Former Obama administration official Juliette Kayyem resigned as an adviser to the Israeli cyber spyware firm NSO Group in 2019 after a controversy over her role in the company, the Guardian reported on Tuesday.
“Juliette played an important role advising NSO on its governance framework, and we’re grateful for her leadership and experience during her time as senior adviser”, the newspaper cited a company statement as saying.
Kayyem, who worked as top official in the US Department of Homeland Security, was also a professor at Harvard University in Massachusetts.
She came under fire on Monday after rights groups voiced protest against the university’s move to appoint her a host of an online seminar, prompting Harvard to cancel the event which was due to focus on the safety of female journalists.
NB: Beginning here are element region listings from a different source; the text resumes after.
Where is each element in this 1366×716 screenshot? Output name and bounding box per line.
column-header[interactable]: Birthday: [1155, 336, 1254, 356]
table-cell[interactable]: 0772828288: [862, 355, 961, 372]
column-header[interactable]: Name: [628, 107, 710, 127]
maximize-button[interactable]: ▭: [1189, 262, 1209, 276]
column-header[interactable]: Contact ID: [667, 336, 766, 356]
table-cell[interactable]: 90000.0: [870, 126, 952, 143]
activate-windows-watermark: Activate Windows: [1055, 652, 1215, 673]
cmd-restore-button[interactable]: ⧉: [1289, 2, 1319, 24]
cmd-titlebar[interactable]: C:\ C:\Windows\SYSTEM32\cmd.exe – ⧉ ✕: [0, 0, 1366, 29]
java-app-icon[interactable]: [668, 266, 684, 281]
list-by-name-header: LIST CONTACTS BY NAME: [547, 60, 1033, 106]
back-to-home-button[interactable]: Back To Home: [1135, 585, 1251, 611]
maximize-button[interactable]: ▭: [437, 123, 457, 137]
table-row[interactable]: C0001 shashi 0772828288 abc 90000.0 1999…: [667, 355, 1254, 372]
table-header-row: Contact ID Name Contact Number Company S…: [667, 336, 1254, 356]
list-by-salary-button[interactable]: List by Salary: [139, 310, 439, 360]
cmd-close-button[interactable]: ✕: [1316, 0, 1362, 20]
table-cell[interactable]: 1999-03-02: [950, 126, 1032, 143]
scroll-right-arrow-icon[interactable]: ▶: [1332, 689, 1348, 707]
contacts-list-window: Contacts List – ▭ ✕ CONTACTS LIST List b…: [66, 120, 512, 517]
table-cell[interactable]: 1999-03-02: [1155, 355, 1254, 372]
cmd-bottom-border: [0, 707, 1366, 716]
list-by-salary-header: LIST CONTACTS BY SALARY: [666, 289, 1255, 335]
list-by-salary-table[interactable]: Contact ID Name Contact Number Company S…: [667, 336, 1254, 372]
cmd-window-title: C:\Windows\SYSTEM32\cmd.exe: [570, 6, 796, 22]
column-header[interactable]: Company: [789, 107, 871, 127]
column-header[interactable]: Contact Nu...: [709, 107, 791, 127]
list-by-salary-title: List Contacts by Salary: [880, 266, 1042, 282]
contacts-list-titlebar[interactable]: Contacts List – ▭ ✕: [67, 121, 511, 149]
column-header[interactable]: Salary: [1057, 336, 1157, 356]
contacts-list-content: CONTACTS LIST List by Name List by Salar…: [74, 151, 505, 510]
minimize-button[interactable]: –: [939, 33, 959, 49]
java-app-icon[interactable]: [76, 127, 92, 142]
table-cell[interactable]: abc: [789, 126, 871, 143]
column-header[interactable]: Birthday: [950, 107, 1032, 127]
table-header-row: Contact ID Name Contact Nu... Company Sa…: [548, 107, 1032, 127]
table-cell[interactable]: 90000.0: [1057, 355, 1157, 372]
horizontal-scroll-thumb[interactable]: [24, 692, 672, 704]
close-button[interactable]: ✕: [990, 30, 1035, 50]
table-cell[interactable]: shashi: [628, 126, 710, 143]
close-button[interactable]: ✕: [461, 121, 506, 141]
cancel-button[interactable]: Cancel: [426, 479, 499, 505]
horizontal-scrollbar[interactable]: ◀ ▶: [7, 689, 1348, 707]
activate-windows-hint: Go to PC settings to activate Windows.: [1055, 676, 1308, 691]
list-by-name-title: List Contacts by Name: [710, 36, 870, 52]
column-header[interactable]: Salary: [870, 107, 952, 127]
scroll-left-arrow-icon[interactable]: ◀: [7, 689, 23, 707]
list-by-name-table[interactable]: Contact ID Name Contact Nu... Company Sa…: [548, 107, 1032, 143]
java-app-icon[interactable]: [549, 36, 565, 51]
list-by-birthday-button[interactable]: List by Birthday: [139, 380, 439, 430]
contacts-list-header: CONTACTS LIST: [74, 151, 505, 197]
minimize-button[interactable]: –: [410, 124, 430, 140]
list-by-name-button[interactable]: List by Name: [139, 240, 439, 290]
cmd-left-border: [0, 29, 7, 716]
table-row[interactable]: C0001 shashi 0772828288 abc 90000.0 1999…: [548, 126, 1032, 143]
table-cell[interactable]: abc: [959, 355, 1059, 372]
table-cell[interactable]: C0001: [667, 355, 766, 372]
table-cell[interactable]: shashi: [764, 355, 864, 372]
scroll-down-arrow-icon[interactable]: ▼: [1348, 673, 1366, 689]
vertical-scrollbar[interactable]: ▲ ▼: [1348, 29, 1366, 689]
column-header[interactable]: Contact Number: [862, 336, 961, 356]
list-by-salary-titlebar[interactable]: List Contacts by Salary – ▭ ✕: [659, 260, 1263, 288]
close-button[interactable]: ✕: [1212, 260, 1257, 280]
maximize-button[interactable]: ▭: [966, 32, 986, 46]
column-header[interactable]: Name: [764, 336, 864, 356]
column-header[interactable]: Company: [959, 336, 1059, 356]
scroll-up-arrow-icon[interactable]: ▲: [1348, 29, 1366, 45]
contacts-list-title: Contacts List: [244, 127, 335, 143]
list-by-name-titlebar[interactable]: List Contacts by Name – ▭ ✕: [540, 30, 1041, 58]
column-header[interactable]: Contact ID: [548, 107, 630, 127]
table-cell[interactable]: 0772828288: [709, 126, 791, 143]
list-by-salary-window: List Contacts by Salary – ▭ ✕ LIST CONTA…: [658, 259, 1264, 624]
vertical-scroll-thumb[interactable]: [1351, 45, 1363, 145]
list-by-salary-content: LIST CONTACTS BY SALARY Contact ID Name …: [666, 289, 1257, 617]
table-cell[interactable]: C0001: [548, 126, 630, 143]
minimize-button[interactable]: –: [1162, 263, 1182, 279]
The cancellation followed officials from the Committee to Protect Journalists (CPJ) slamming Kayyem’s work for the NSO Group which is accused of using technology to target journalists and human rights campaigners.
The group is vehemently rejects the accusations, claiming that it only sells its spyware to fight crime and terror.
CPJ’s digital manager Ahmed Zidan, for his part, tweeted that Kayyem’s role at the webinar could be likened to inviting a “coal executive to talk about renewable energy”.
Kayyem Refuses Work at Washington Post
Earlier, Kayyem came under fire when she was hired as an opinion section contributor to the the Washington Post, which praised her as a “leading voice in her field” to help “make sense of how the US approaches its most challenging national security issues”.
Shortly after, however, she announced her decision not to accept the job over criticism on Twitter about her alleged role at NSO.
She tweeted at the time that she was working in the group to help “ensure that this technology is used appropriately and that fundamental human rights are protected and respected”.
“I still believe reasonable people can disagree on issues of our security and rights and will continue to speak and write about that”, Kayyem pointed out.
Rights activists, for their part, point to the fact that she was hired by the newspaper where the late Saudi journalist, Jamal Khashoggi, worked. They assert that NSO Group’s spyware program was used by Saudi Arabia to track Khashoggi before he was killed.
Khashoggi Case
In October 2018, Khashoggi went missing after entering the Saudi consulate in Istanbul to obtain documents. Riyadh initially denied having any knowledge of Khashoggi's whereabouts but eventually admitted that the columnist was killed and his body dismembered inside the consulate.
An UN-led investigation then concluded that Khashoggi’s killing was premeditated and perpetrated by Saudi officials. The Saudi monarchy denied any role in the journalist's death, claiming that he saying he was killed in a rogue operation.
In the latest development on the case, a Saudi court sentenced five people to death for their involvement in Khashoggi’s murder. An additional three people were jailed for a combined total of 24 years. Three of the eleven people who stood trial were acquitted, including former top royal adviser Saud al-Qahtani, ex-Consul General in Istanbul Mohammed al-Otaibi and former Deputy Intelligence Chief Ahmed al-Asiri.